I'm writing a stateful server in Clojure backed by Neo4j that can serve socket requests, like HTTP. Which means, of course, that I need to be able to start and stop socket servers from within this server. Design-wise, I would want to be able to declare a "service" within this server and start and stop it.
What I'm trying to wrap my mind around in Clojure is how to ensure that starting and stopping these services is thread-safe. This server I'm writing will have NREPL embedded inside it and process incoming requests in a parallel way. Some of these requests will be administrative: start service X, stop service Y. Which opens up the possibility that two start requests come in at the same time.
- Starting should synchronously check a "running" flag and a "starting" flag and fail if either are set. In the same transaction, the "starting" flag should be set.
- After the "starting" flag is set, the transaction closes. That makes the "starting" flag visible to other transactions.
- Then the (start) function actually starts the service.

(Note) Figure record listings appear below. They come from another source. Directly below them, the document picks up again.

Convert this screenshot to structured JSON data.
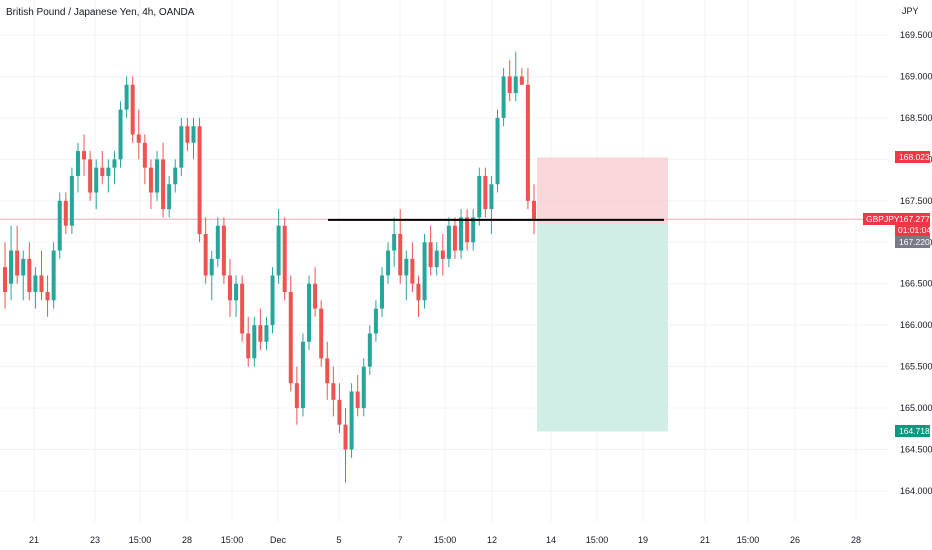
{
  "header": {
    "title": "British Pound / Japanese Yen, 4h, OANDA",
    "currency": "JPY"
  },
  "colors": {
    "up": "#26a69a",
    "down": "#ef5350",
    "stop_zone": "#f8c9cd",
    "target_zone": "#c8ebe3",
    "current_line": "#f7a9ad",
    "gray_tag": "#787b86"
  },
  "axes": {
    "price_ticks": [
      "169.500",
      "169.000",
      "168.500",
      "168.000",
      "167.500",
      "167.000",
      "166.500",
      "166.000",
      "165.500",
      "165.000",
      "164.500",
      "164.000"
    ],
    "time_ticks": [
      "21",
      "23",
      "15:00",
      "28",
      "15:00",
      "Dec",
      "5",
      "7",
      "15:00",
      "12",
      "14",
      "15:00",
      "19",
      "21",
      "15:00",
      "26",
      "28"
    ]
  },
  "tags": {
    "stop": "168.023",
    "symbol": "GBPJPY",
    "last": "167.277",
    "countdown": "01:01:04",
    "entry": "167.220",
    "target": "164.718"
  },
  "chart_data": {
    "type": "candlestick",
    "title": "British Pound / Japanese Yen, 4h, OANDA",
    "y_unit": "JPY",
    "ylim": [
      163.9,
      169.75
    ],
    "last_price": 167.277,
    "horizontal_line": 167.27,
    "position": {
      "entry": 167.22,
      "stop": 168.023,
      "target": 164.718
    },
    "candles": [
      [
        166.7,
        167.0,
        166.2,
        166.4
      ],
      [
        166.5,
        167.2,
        166.3,
        166.9
      ],
      [
        166.9,
        167.2,
        166.5,
        166.6
      ],
      [
        166.6,
        166.9,
        166.3,
        166.8
      ],
      [
        166.8,
        167.0,
        166.3,
        166.4
      ],
      [
        166.4,
        166.7,
        166.2,
        166.6
      ],
      [
        166.6,
        166.9,
        166.3,
        166.4
      ],
      [
        166.4,
        166.6,
        166.1,
        166.3
      ],
      [
        166.3,
        167.0,
        166.2,
        166.9
      ],
      [
        166.9,
        167.6,
        166.8,
        167.5
      ],
      [
        167.5,
        167.6,
        167.1,
        167.2
      ],
      [
        167.2,
        167.9,
        167.1,
        167.8
      ],
      [
        167.8,
        168.2,
        167.6,
        168.1
      ],
      [
        168.1,
        168.3,
        167.8,
        168.0
      ],
      [
        168.0,
        168.1,
        167.5,
        167.6
      ],
      [
        167.6,
        168.0,
        167.4,
        167.9
      ],
      [
        167.9,
        168.1,
        167.7,
        167.8
      ],
      [
        167.8,
        168.0,
        167.6,
        167.9
      ],
      [
        167.9,
        168.1,
        167.7,
        168.0
      ],
      [
        168.0,
        168.7,
        167.9,
        168.6
      ],
      [
        168.6,
        169.0,
        168.5,
        168.9
      ],
      [
        168.9,
        169.0,
        168.2,
        168.3
      ],
      [
        168.3,
        168.6,
        168.0,
        168.2
      ],
      [
        168.2,
        168.3,
        167.7,
        167.9
      ],
      [
        167.9,
        168.0,
        167.4,
        167.6
      ],
      [
        167.6,
        168.1,
        167.5,
        168.0
      ],
      [
        168.0,
        168.2,
        167.3,
        167.4
      ],
      [
        167.4,
        167.8,
        167.3,
        167.7
      ],
      [
        167.7,
        168.0,
        167.6,
        167.9
      ],
      [
        167.9,
        168.5,
        167.8,
        168.4
      ],
      [
        168.4,
        168.5,
        168.1,
        168.2
      ],
      [
        168.2,
        168.5,
        168.0,
        168.4
      ],
      [
        168.4,
        168.5,
        167.0,
        167.1
      ],
      [
        167.1,
        167.3,
        166.5,
        166.6
      ],
      [
        166.6,
        166.9,
        166.3,
        166.8
      ],
      [
        166.8,
        167.3,
        166.7,
        167.2
      ],
      [
        167.2,
        167.3,
        166.5,
        166.6
      ],
      [
        166.6,
        166.8,
        166.1,
        166.3
      ],
      [
        166.3,
        166.6,
        166.1,
        166.5
      ],
      [
        166.5,
        166.6,
        165.8,
        165.9
      ],
      [
        165.9,
        166.1,
        165.5,
        165.6
      ],
      [
        165.6,
        166.1,
        165.5,
        166.0
      ],
      [
        166.0,
        166.2,
        165.7,
        165.8
      ],
      [
        165.8,
        166.1,
        165.7,
        166.0
      ],
      [
        166.0,
        166.7,
        165.9,
        166.6
      ],
      [
        166.6,
        167.4,
        166.5,
        167.2
      ],
      [
        167.2,
        167.3,
        166.3,
        166.4
      ],
      [
        166.4,
        166.6,
        165.2,
        165.3
      ],
      [
        165.3,
        165.5,
        164.8,
        165.0
      ],
      [
        165.0,
        165.9,
        164.9,
        165.8
      ],
      [
        165.8,
        166.6,
        165.7,
        166.5
      ],
      [
        166.5,
        166.7,
        166.1,
        166.2
      ],
      [
        166.2,
        166.3,
        165.5,
        165.6
      ],
      [
        165.6,
        165.8,
        165.1,
        165.3
      ],
      [
        165.3,
        165.5,
        164.9,
        165.1
      ],
      [
        165.1,
        165.3,
        164.7,
        164.8
      ],
      [
        164.8,
        165.0,
        164.1,
        164.5
      ],
      [
        164.5,
        165.3,
        164.4,
        165.2
      ],
      [
        165.2,
        165.4,
        164.9,
        165.0
      ],
      [
        165.0,
        165.6,
        164.9,
        165.5
      ],
      [
        165.5,
        166.0,
        165.4,
        165.9
      ],
      [
        165.9,
        166.3,
        165.8,
        166.2
      ],
      [
        166.2,
        166.7,
        166.1,
        166.6
      ],
      [
        166.6,
        167.0,
        166.5,
        166.9
      ],
      [
        166.9,
        167.3,
        166.7,
        167.1
      ],
      [
        167.1,
        167.4,
        166.5,
        166.6
      ],
      [
        166.6,
        166.9,
        166.3,
        166.8
      ],
      [
        166.8,
        167.0,
        166.4,
        166.5
      ],
      [
        166.5,
        166.6,
        166.1,
        166.3
      ],
      [
        166.3,
        167.1,
        166.2,
        167.0
      ],
      [
        167.0,
        167.2,
        166.6,
        166.7
      ],
      [
        166.7,
        167.0,
        166.6,
        166.9
      ],
      [
        166.9,
        167.1,
        166.6,
        166.8
      ],
      [
        166.8,
        167.3,
        166.7,
        167.2
      ],
      [
        167.2,
        167.3,
        166.8,
        166.9
      ],
      [
        166.9,
        167.4,
        166.8,
        167.3
      ],
      [
        167.3,
        167.4,
        166.9,
        167.0
      ],
      [
        167.0,
        167.4,
        166.9,
        167.3
      ],
      [
        167.3,
        167.9,
        167.2,
        167.8
      ],
      [
        167.8,
        167.9,
        167.3,
        167.4
      ],
      [
        167.4,
        167.8,
        167.1,
        167.7
      ],
      [
        167.7,
        168.6,
        167.6,
        168.5
      ],
      [
        168.5,
        169.1,
        168.4,
        169.0
      ],
      [
        169.0,
        169.2,
        168.7,
        168.8
      ],
      [
        168.8,
        169.3,
        168.7,
        169.0
      ],
      [
        169.0,
        169.1,
        168.9,
        168.9
      ],
      [
        168.9,
        169.1,
        167.4,
        167.5
      ],
      [
        167.5,
        167.7,
        167.1,
        167.277
      ]
    ]
  }
}
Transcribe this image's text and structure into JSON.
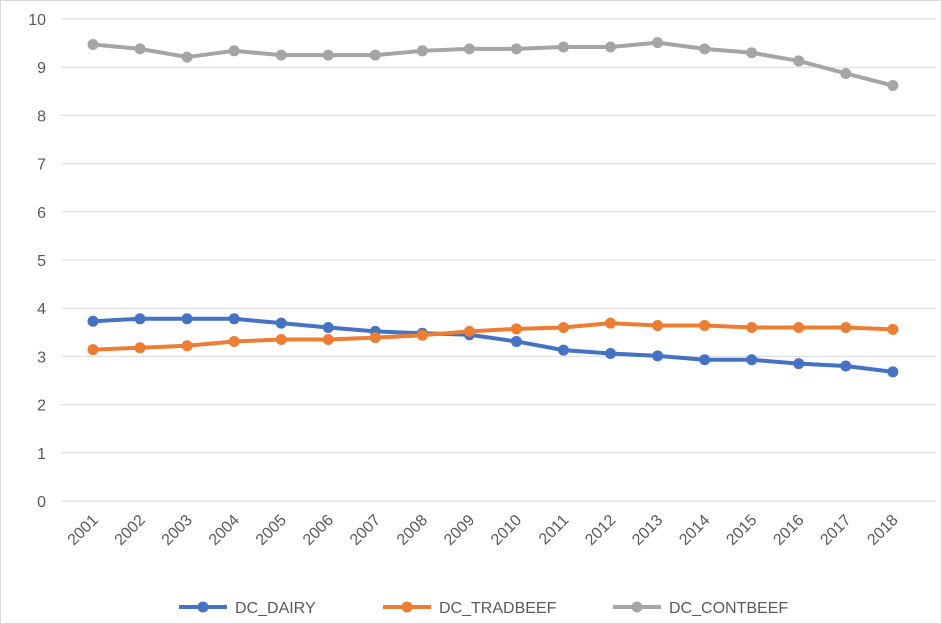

- If (start) succeeds, the "running" and "starting" flags are synchronously set.
- If (start) fails, the "starting" flag is set and the exception is returned.
Stopping needs the same thing, checking a "running" flag and checking and setting it's own "stopping" flag.
I'm trying to reason through all possible combinations of (start) and (stop).
Have I missed anything?
Is there a library for this already? If not, what should a library like this look like? I'll open source it and put it on Github.
Edit:
This is what I have so far. There's a hole I can see though. What am I missing?
(ns extenium.db
(:require [clojure.tools.logging :as log])
(:import org.neo4j.graphdb.factory.GraphDatabaseFactory))
(def ^:private
db- (ref {:ref nil
:running false
:starting false
:stopping false}))
(defn stop []
(dosync
(if (or (not (:running (ensure db-)))
(:stopping (ensure db-)))
(throw (IllegalStateException. "Database already stopped or stopping."))
(alter db- assoc :stopping true)))
(try
(log/info "Stopping database")
(.shutdown (:ref db-))
(dosync
(alter db- assoc :ref nil))
(log/info "Stopped database")
(finally
(dosync
(alter db- assoc :stopping false)))))
In the try block, I log, then call .shutdown, then log again. If the first log fails (I/O exceptions can happen), then (:stopping db-) is set to false, which unblocks it and is fine. .shutdown is a void function from Neo4j, so I don't have to evaluate a return value. If it fails, (:stopping db-) is set to false, so that's fine too. Then I set the (:ref db-) to nil. What if that fails? (:stopping db-) is set to false, but the (:ref db-) is left hanging. So that's a hole. Same case with the second log call. What am I missing?
Would this be better if I just used Clojure's locking primitives instead of a ref dance?